Network Rail is holding talks with contractors to ensure it addresses concerns about its new investment projects business unit, due to launch in April.

The rail body is seeking the views of contractors through groups such as the Railway Industry Association, which represents top contractors including Balfour Beatty Rail, Costain and Laing O’Rourke.

The new business unit will be able to bid for work, some of which will be open to competing bids, initially on trial projects until 2014.

Network Rail’s investment projects director Simon Kirby told CN that if the market allows, the move could lead to greater use of joint ventures and consolidation among contractors and consultants as they bid against the rail body on ‘cradle-to-grave’ packages.
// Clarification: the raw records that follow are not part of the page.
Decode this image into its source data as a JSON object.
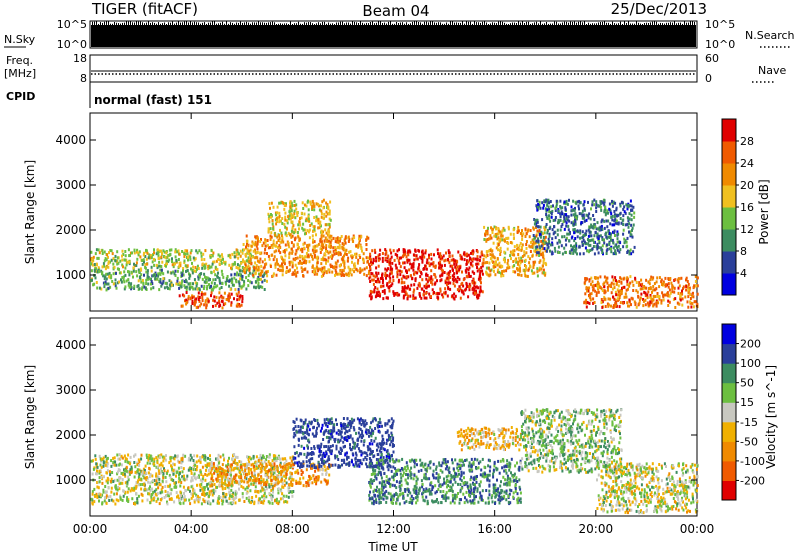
{
  "header": {
    "radar": "TIGER (fitACF)",
    "beam": "Beam 04",
    "date": "25/Dec/2013"
  },
  "strips": {
    "nsky_label": "N.Sky",
    "nsky_ticks": [
      "10^5",
      "10^0"
    ],
    "nsearch_label": "N.Search",
    "nsearch_ticks": [
      "10^5",
      "10^0"
    ],
    "freq_label_line1": "Freq.",
    "freq_label_line2": "[MHz]",
    "freq_ticks": [
      "18",
      "8"
    ],
    "nave_label": "Nave",
    "nave_ticks": [
      "60",
      "0"
    ],
    "cpid_label": "CPID",
    "cpid_text": "normal (fast) 151"
  },
  "colors": {
    "power": [
      "#0000e0",
      "#2a3f9a",
      "#3c8c60",
      "#6cbf40",
      "#f0c020",
      "#f08a00",
      "#f05a00",
      "#e00000"
    ],
    "velocity": [
      "#e00000",
      "#f05a00",
      "#f08a00",
      "#f0b000",
      "#c8c8c0",
      "#6cbf40",
      "#3c8c60",
      "#2a3f9a",
      "#0000e0"
    ]
  },
  "chart_data": [
    {
      "type": "heatmap",
      "title": "",
      "xlabel": "Time UT",
      "ylabel": "Slant Range [km]",
      "x_ticks": [
        "00:00",
        "04:00",
        "08:00",
        "12:00",
        "16:00",
        "20:00",
        "00:00"
      ],
      "x_range_hours": [
        0,
        24
      ],
      "y_ticks": [
        1000,
        2000,
        3000,
        4000
      ],
      "ylim": [
        200,
        4600
      ],
      "colorbar": {
        "label": "Power [dB]",
        "ticks": [
          "4",
          "8",
          "12",
          "16",
          "20",
          "24",
          "28"
        ]
      },
      "regions": [
        {
          "t": [
            0.0,
            6.5
          ],
          "r": [
            1150,
            1600
          ],
          "level": 16
        },
        {
          "t": [
            0.0,
            7.0
          ],
          "r": [
            700,
            1150
          ],
          "level": 12
        },
        {
          "t": [
            3.5,
            6.0
          ],
          "r": [
            300,
            650
          ],
          "level": 27
        },
        {
          "t": [
            6.0,
            11.0
          ],
          "r": [
            1000,
            1900
          ],
          "level": 22
        },
        {
          "t": [
            7.0,
            9.5
          ],
          "r": [
            1900,
            2700
          ],
          "level": 18
        },
        {
          "t": [
            11.0,
            15.5
          ],
          "r": [
            500,
            1600
          ],
          "level": 30
        },
        {
          "t": [
            15.5,
            18.0
          ],
          "r": [
            1000,
            2100
          ],
          "level": 20
        },
        {
          "t": [
            17.5,
            21.5
          ],
          "r": [
            1500,
            2700
          ],
          "level": 8
        },
        {
          "t": [
            19.5,
            24.0
          ],
          "r": [
            300,
            1000
          ],
          "level": 24
        }
      ]
    },
    {
      "type": "heatmap",
      "title": "",
      "xlabel": "Time UT",
      "ylabel": "Slant Range [km]",
      "x_ticks": [
        "00:00",
        "04:00",
        "08:00",
        "12:00",
        "16:00",
        "20:00",
        "00:00"
      ],
      "x_range_hours": [
        0,
        24
      ],
      "y_ticks": [
        1000,
        2000,
        3000,
        4000
      ],
      "ylim": [
        200,
        4600
      ],
      "colorbar": {
        "label": "Velocity [m s^-1]",
        "ticks": [
          "200",
          "100",
          "50",
          "15",
          "-15",
          "-50",
          "-100",
          "-200"
        ]
      },
      "regions": [
        {
          "t": [
            0.0,
            8.0
          ],
          "r": [
            500,
            1600
          ],
          "level": 0
        },
        {
          "t": [
            4.5,
            9.5
          ],
          "r": [
            900,
            1400
          ],
          "level": -60
        },
        {
          "t": [
            8.0,
            12.0
          ],
          "r": [
            1300,
            2400
          ],
          "level": 150
        },
        {
          "t": [
            11.0,
            17.0
          ],
          "r": [
            500,
            1500
          ],
          "level": 80
        },
        {
          "t": [
            14.5,
            17.0
          ],
          "r": [
            1700,
            2200
          ],
          "level": -40
        },
        {
          "t": [
            17.0,
            21.0
          ],
          "r": [
            1200,
            2600
          ],
          "level": 30
        },
        {
          "t": [
            20.0,
            24.0
          ],
          "r": [
            300,
            1400
          ],
          "level": 0
        }
      ]
    }
  ]
}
One contractor source said: “I’m struggling to see how they will maintain a wall between the client and bid team and we’re still not entirely sure how it will work.

“Will it mean less transparency of the work coming out, whereby we don’t even hear about some work because it’s just getting done by Network Rail?”

Mr Kirby acknowledged there was concern among contractors, who were already asking whether they would be “a supplier, partner and competitor to Network Rail” in future. He said the rail body would strive to prove the new unit is completely independent.

RIA director Graham Coombs said: “The general feeling is that this is a good thing and that there will be more opportunities for greater involvement for contractors and the concerns aren’t too great once it is sensibly implemented.”

Mr Coombs added that project supply chains were already changing to meet the new focus on alliances and co-operation.

He said the London Bridge station scheme, where Costain, Balfour Beatty and Invensys are engaged in the redevelopment design two years before the start of construction work, was a positive move that should be replicated on other projects.

EC Harris’s head of rail, Mark Prior, said the big challenge for Network Rail was to prove it was providing value to taxpayers.

“National Rail has not been able to benchmark costs in the way that the water sector, for example, has a high visibility around performance. They have to get transparency around their own performance so they become a truly contestable organisation.”